I also knew that some remedies in this class continued much longer than anyone in the 21 st century might care to think. A certain urban squeamishness, possibly on behalf of the imagined modern reader (some 2012 Daily Mail readers apparently stoutly refused to believe that Good King Charles II used corpse medicine) pervades some of the accounts as the 20 th century is approached.My recent children’s book, Our Week with the Juffle Hunters, is an eco-fable set between the Welsh coast and the North Pole. Richard Sugg’s account of the surprise of medical historians at not knowing some of the things he has found out is worth reiterating: high time the medical historians set aside the squeamish old prejudices about investigating what the modern period sees as the nastier side of the profession and got down to documenting it properly. I wish certain areas were delved into or prodded a bit to discuss its connection to other things mentioned. Richard Sugg says: “When writing the first edition of this book, I was continually shaking my head in amazement. The new third edition of Mummies, Cannibals and Vampires is not only much cheaper, but substantially updated.

Villagers living in remote areas without much access to medicine or science couldn’t help but rely on superstition and paranoia about their neighbors dwelling over the next hill or living deep in the woods.
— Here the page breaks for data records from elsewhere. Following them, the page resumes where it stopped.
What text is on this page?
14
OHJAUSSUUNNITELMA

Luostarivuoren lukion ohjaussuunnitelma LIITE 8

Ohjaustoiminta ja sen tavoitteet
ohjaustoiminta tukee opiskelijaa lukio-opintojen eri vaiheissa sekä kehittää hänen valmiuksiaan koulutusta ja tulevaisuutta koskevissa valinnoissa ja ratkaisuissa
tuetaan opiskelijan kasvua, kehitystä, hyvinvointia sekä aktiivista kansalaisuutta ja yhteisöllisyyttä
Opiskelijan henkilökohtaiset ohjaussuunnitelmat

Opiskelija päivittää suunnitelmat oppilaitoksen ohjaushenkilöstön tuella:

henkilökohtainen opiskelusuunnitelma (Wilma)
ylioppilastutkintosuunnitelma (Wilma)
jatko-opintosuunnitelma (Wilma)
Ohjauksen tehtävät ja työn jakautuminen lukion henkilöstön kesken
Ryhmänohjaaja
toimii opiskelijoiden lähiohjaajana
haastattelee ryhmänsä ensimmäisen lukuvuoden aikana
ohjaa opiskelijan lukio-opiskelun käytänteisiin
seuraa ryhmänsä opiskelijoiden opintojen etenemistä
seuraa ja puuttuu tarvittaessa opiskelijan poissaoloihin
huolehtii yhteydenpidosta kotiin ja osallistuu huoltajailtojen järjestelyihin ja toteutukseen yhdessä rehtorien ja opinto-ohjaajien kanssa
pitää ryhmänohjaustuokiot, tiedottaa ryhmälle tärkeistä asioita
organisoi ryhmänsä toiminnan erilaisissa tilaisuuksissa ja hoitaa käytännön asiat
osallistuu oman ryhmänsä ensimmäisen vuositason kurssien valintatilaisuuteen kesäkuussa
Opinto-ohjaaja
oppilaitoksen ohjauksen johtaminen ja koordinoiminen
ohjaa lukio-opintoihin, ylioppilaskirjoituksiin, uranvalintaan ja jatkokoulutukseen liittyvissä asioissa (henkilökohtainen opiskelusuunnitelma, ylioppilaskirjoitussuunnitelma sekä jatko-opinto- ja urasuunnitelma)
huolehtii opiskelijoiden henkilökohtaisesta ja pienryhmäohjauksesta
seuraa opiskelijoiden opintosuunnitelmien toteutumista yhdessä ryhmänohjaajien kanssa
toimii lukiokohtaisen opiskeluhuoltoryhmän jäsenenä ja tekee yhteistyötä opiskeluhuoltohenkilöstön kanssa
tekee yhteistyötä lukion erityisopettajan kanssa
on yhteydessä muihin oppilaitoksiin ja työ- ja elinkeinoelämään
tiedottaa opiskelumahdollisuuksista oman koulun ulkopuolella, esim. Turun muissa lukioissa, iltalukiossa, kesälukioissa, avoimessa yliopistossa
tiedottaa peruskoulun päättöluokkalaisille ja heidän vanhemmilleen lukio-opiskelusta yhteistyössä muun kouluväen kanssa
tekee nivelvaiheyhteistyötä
Still, you’re bound to learn something from the book—learn a lot in fact, perhaps more than you wished to know on the subject. Lastly, there is a dearth of photos and illustrations, an oversight that seems especially egregious when you think about all the intricate engravings and woodcarvings the strangely alchemical subject has no doubt inspired through the ages. This book is full of rich detail, making you both recoil and yet read on, fascinated by our ancestors’ imaginative ways to try and heal the sick.Medicinal cannibalism utilised the formidable weight of European science, publishing, trade networks and educated theory. Sugg refers to its use by John Donne in the 17th century, and supposes that he was better able to deal with the idea because he was (as a clergyman) able to embrace the pigeons as God’s creatures. Sugg's interest in corpse medicine reaches well beyond mumia to inspect all those strange concoctions of human tissue and waste favoured by early modern pharmacology" – Michael Neill, London Review of Books.

The book’s breadth, from Renaissance to Victorian society, is impressive but it is the work’s macabre details which rivets readers to recorded medical uses of the human body.this rare macabre view of European life from royalty to peasant life is a must read for anyone who is in history class or considers herself an expert in European history. And, whilst corpse medicine has sometimes been presented as a medieval therapy, it was at its height during the social and scientific revolutions of early-modern Britain.